A full moon, partial lunar eclipse and comet starred in a special night sky show this weekend.
A lunar eclipse started everything off Friday night. In this particular type of eclipse, the full moon passes into Earth's outer shadow, or penumbra. The moon is not blacked out like in a full eclipse — only part of the moon is shaded. Meteorologists say while the moon was dim, the comet was still expected to be difficult to see with the naked eye or even with binoculars.
Comet 45P, meanwhile, zoomed past Earth early Saturday morning. It was measured to be an extremely close encounter as these things go, passing within 7.7 million miles (12.4 million kilometers) of Earth. Its relative speed: 14.2 miles per second, or a breakneck 51,120 mph.

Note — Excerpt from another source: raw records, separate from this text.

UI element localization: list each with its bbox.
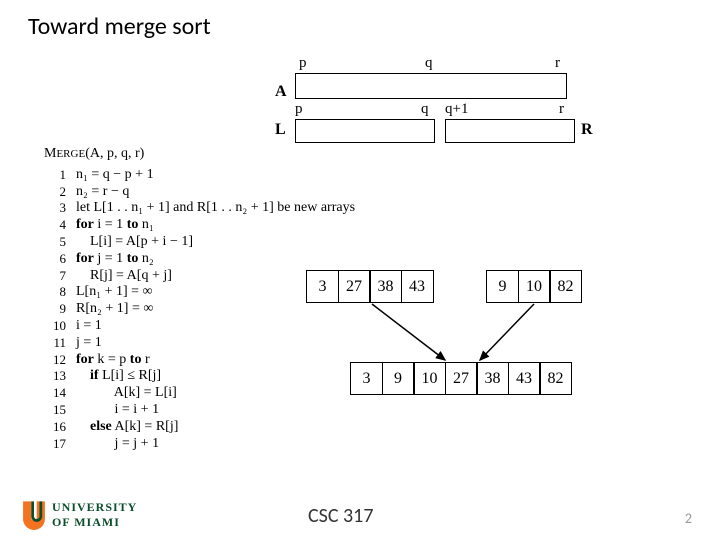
code-l6: for j = 1 to n₂ — [76, 251, 154, 268]
university-logo: UNIVERSITY OF MIAMI — [20, 498, 160, 532]
page-title: Toward merge sort — [28, 12, 211, 41]
merge-result: 3 9 10 27 38 43 82 — [350, 362, 572, 395]
page-number: 2 — [685, 510, 692, 527]
code-l5: L[i] = A[p + i − 1] — [76, 234, 193, 251]
slide: Toward merge sort p q r A p q q+1 r L R … — [0, 0, 720, 540]
label-q-top: q — [425, 55, 433, 72]
code-l15: i = i + 1 — [76, 402, 159, 419]
cell: 27 — [445, 362, 478, 395]
array-A-box — [295, 73, 567, 99]
code-l7: R[j] = A[q + j] — [76, 268, 172, 285]
course-code: CSC 317 — [308, 504, 373, 528]
cell: 82 — [539, 362, 572, 395]
label-A: A — [275, 83, 287, 101]
label-R: R — [581, 121, 593, 139]
u-shield-icon — [20, 500, 48, 530]
cell: 82 — [549, 270, 582, 303]
code-l14: A[k] = L[i] — [76, 385, 177, 402]
cell: 9 — [382, 362, 415, 395]
proc-header: MERGE(A, p, q, r) — [44, 146, 355, 163]
code-l10: i = 1 — [76, 318, 102, 335]
cell: 10 — [518, 270, 551, 303]
code-l9: R[n₂ + 1] = ∞ — [76, 301, 153, 318]
label-L: L — [275, 121, 286, 139]
code-l17: j = j + 1 — [76, 436, 159, 453]
label-p-bot: p — [295, 101, 303, 118]
array-R-box — [445, 119, 575, 143]
cell: 43 — [508, 362, 541, 395]
logo-text-1: UNIVERSITY — [52, 500, 137, 515]
code-l4: for i = 1 to n₁ — [76, 217, 154, 234]
code-l12: for k = p to r — [76, 352, 150, 369]
label-r-top: r — [555, 55, 560, 72]
label-p-top: p — [299, 55, 307, 72]
cell: 3 — [306, 270, 339, 303]
proc-name: MERGE — [44, 146, 85, 161]
proc-args: (A, p, q, r) — [85, 146, 144, 161]
array-L-box — [295, 119, 435, 143]
logo-text-2: OF MIAMI — [52, 515, 120, 530]
cell: 43 — [401, 270, 434, 303]
cell: 27 — [338, 270, 371, 303]
code-l8: L[n₁ + 1] = ∞ — [76, 284, 153, 301]
code-l16: else A[k] = R[j] — [76, 419, 178, 436]
label-q-bot: q — [421, 101, 429, 118]
code-l2: n₂ = r − q — [76, 184, 129, 201]
cell: 10 — [413, 362, 446, 395]
cell: 9 — [486, 270, 519, 303]
merge-source-right: 9 10 82 — [486, 270, 582, 303]
cell: 3 — [350, 362, 383, 395]
merge-source-left: 3 27 38 43 — [306, 270, 434, 303]
label-r-bot: r — [559, 101, 564, 118]
label-q-plus-1: q+1 — [445, 101, 468, 118]
cell: 38 — [369, 270, 402, 303]
code-l3: let L[1 . . n₁ + 1] and R[1 . . n₂ + 1] … — [76, 200, 355, 217]
code-l13: if L[i] ≤ R[j] — [76, 368, 161, 385]
code-l1: n₁ = q − p + 1 — [76, 167, 154, 184]
code-l11: j = 1 — [76, 335, 102, 352]
cell: 38 — [476, 362, 509, 395]
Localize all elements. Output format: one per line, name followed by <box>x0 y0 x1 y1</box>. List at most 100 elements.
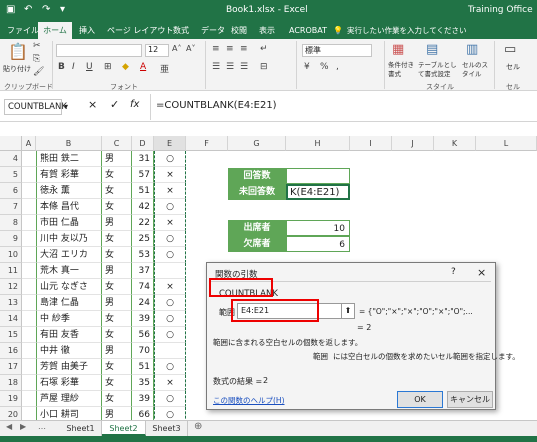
cell-a[interactable] <box>22 375 36 391</box>
cell-a[interactable] <box>22 295 36 311</box>
cancel-formula-button[interactable]: × <box>88 98 97 111</box>
cell-age[interactable]: 37 <box>132 263 154 279</box>
cell-attendance[interactable] <box>154 343 186 359</box>
phonetic-icon[interactable]: 亜 <box>160 62 169 75</box>
row-header[interactable]: 13 <box>0 295 22 311</box>
enter-formula-button[interactable]: ✓ <box>110 98 119 111</box>
cell-gender[interactable]: 男 <box>102 407 132 420</box>
undo-icon[interactable]: ↶ <box>24 4 32 16</box>
tab-acrobat[interactable]: ACROBAT <box>286 22 330 39</box>
tab-data[interactable]: データ <box>198 22 228 39</box>
cell-a[interactable] <box>22 391 36 407</box>
row-header[interactable]: 17 <box>0 359 22 375</box>
row-header[interactable]: 11 <box>0 263 22 279</box>
absent-value[interactable]: 6 <box>286 236 350 252</box>
sheet-tab-sheet2[interactable]: Sheet2 <box>102 421 146 436</box>
dialog-help-button[interactable]: ? <box>451 267 456 277</box>
row-header[interactable]: 18 <box>0 375 22 391</box>
column-header-j[interactable]: J <box>392 136 434 151</box>
cell-name[interactable]: 本條 昌代 <box>36 199 102 215</box>
paste-icon[interactable]: 📋 <box>6 42 30 62</box>
align-center-icon[interactable]: ☰ <box>226 62 234 72</box>
cell-a[interactable] <box>22 231 36 247</box>
cell-group-button[interactable]: セル <box>506 63 520 72</box>
row-header[interactable]: 20 <box>0 407 22 420</box>
conditional-format-icon[interactable]: ▦ <box>392 42 404 57</box>
cell-age[interactable]: 39 <box>132 311 154 327</box>
column-header-c[interactable]: C <box>102 136 132 151</box>
present-value[interactable]: 10 <box>286 220 350 236</box>
cell-a[interactable] <box>22 151 36 167</box>
table-format-icon[interactable]: ▤ <box>426 42 438 57</box>
cell-attendance[interactable]: ○ <box>154 311 186 327</box>
name-box[interactable]: COUNTBLANK <box>4 99 67 115</box>
comma-icon[interactable]: , <box>336 62 339 72</box>
cell-age[interactable]: 25 <box>132 231 154 247</box>
name-box-dropdown-icon[interactable]: ▾ <box>64 99 74 115</box>
fill-color-icon[interactable]: ◆ <box>122 62 129 72</box>
column-header-e[interactable]: E <box>154 136 186 151</box>
font-color-button[interactable]: A <box>140 62 146 72</box>
cell-attendance[interactable]: ○ <box>154 295 186 311</box>
table-format-button[interactable]: テーブルとして書式設定 <box>418 61 462 79</box>
cell-attendance[interactable]: ○ <box>154 151 186 167</box>
row-header[interactable]: 16 <box>0 343 22 359</box>
sheet-tab-sheet1[interactable]: Sheet1 <box>60 421 102 436</box>
cell-gender[interactable]: 女 <box>102 231 132 247</box>
cell-name[interactable]: 市田 仁晶 <box>36 215 102 231</box>
tab-file[interactable]: ファイル <box>4 22 42 39</box>
cell-a[interactable] <box>22 167 36 183</box>
cell-age[interactable]: 53 <box>132 247 154 263</box>
row-header[interactable]: 9 <box>0 231 22 247</box>
cell-age[interactable]: 66 <box>132 407 154 420</box>
row-header[interactable]: 7 <box>0 199 22 215</box>
cell-name[interactable]: 徳永 薫 <box>36 183 102 199</box>
column-header-g[interactable]: G <box>228 136 286 151</box>
cell-a[interactable] <box>22 359 36 375</box>
cell-age[interactable]: 74 <box>132 279 154 295</box>
cell-a[interactable] <box>22 311 36 327</box>
help-link[interactable]: この関数のヘルプ(H) <box>213 395 285 406</box>
cell-a[interactable] <box>22 183 36 199</box>
cell-name[interactable]: 川中 友以乃 <box>36 231 102 247</box>
cell-a[interactable] <box>22 343 36 359</box>
cell-insert-icon[interactable]: ▭ <box>504 42 516 57</box>
cell-name[interactable]: 芳賀 由美子 <box>36 359 102 375</box>
row-header[interactable]: 14 <box>0 311 22 327</box>
column-header-b[interactable]: B <box>36 136 102 151</box>
cell-age[interactable]: 51 <box>132 359 154 375</box>
row-header[interactable]: 10 <box>0 247 22 263</box>
font-name-combo[interactable] <box>56 44 142 57</box>
column-header-l[interactable]: L <box>476 136 537 151</box>
cell-age[interactable]: 51 <box>132 183 154 199</box>
column-header-h[interactable]: H <box>286 136 350 151</box>
cell-a[interactable] <box>22 247 36 263</box>
cell-gender[interactable]: 男 <box>102 215 132 231</box>
row-header[interactable]: 19 <box>0 391 22 407</box>
align-bottom-icon[interactable]: ≡ <box>240 44 248 54</box>
format-painter-icon[interactable]: 🖌 <box>33 67 44 77</box>
cell-name[interactable]: 中井 徹 <box>36 343 102 359</box>
cell-attendance[interactable]: ○ <box>154 327 186 343</box>
cell-a[interactable] <box>22 407 36 420</box>
cell-name[interactable]: 石塚 彩華 <box>36 375 102 391</box>
row-header[interactable]: 12 <box>0 279 22 295</box>
cell-attendance[interactable]: ○ <box>154 359 186 375</box>
cell-name[interactable]: 大沼 エリカ <box>36 247 102 263</box>
cell-age[interactable]: 22 <box>132 215 154 231</box>
formula-input[interactable]: =COUNTBLANK(E4:E21) <box>156 100 277 111</box>
percent-button[interactable]: % <box>320 62 329 72</box>
column-header-k[interactable]: K <box>434 136 476 151</box>
cell-age[interactable]: 31 <box>132 151 154 167</box>
insert-function-button[interactable]: fx <box>130 99 139 110</box>
column-header-d[interactable]: D <box>132 136 154 151</box>
cell-attendance[interactable]: × <box>154 183 186 199</box>
row-header[interactable]: 8 <box>0 215 22 231</box>
select-all-corner[interactable] <box>0 136 22 151</box>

The comet, glowing green, was visible in the constellation Hercules, though not without the aid of telescopes or binoculars. If you were not in a very dark area, you likely had trouble seeing it.
Stargazers have been tracking Comet 45P for the past couple of months. The ice ball — an estimated mile across — comes around every five years. It's officially known as Comet 45P/Honda-Mrkos-Pajdusakova, named after the Japanese, Czech and Slovak astronomers who discovered it in 1948. The letter P stands for periodic, meaning it's a recurring visitor to the inner solar system.
The Slooh network of observatories will provide a live broadcast from the Canary Islands for both big events.
The eclipse will last more than four hours, beginning at 5:32 p.m. EST. The action will unfold early Saturday in Europe, Africa and western Asia.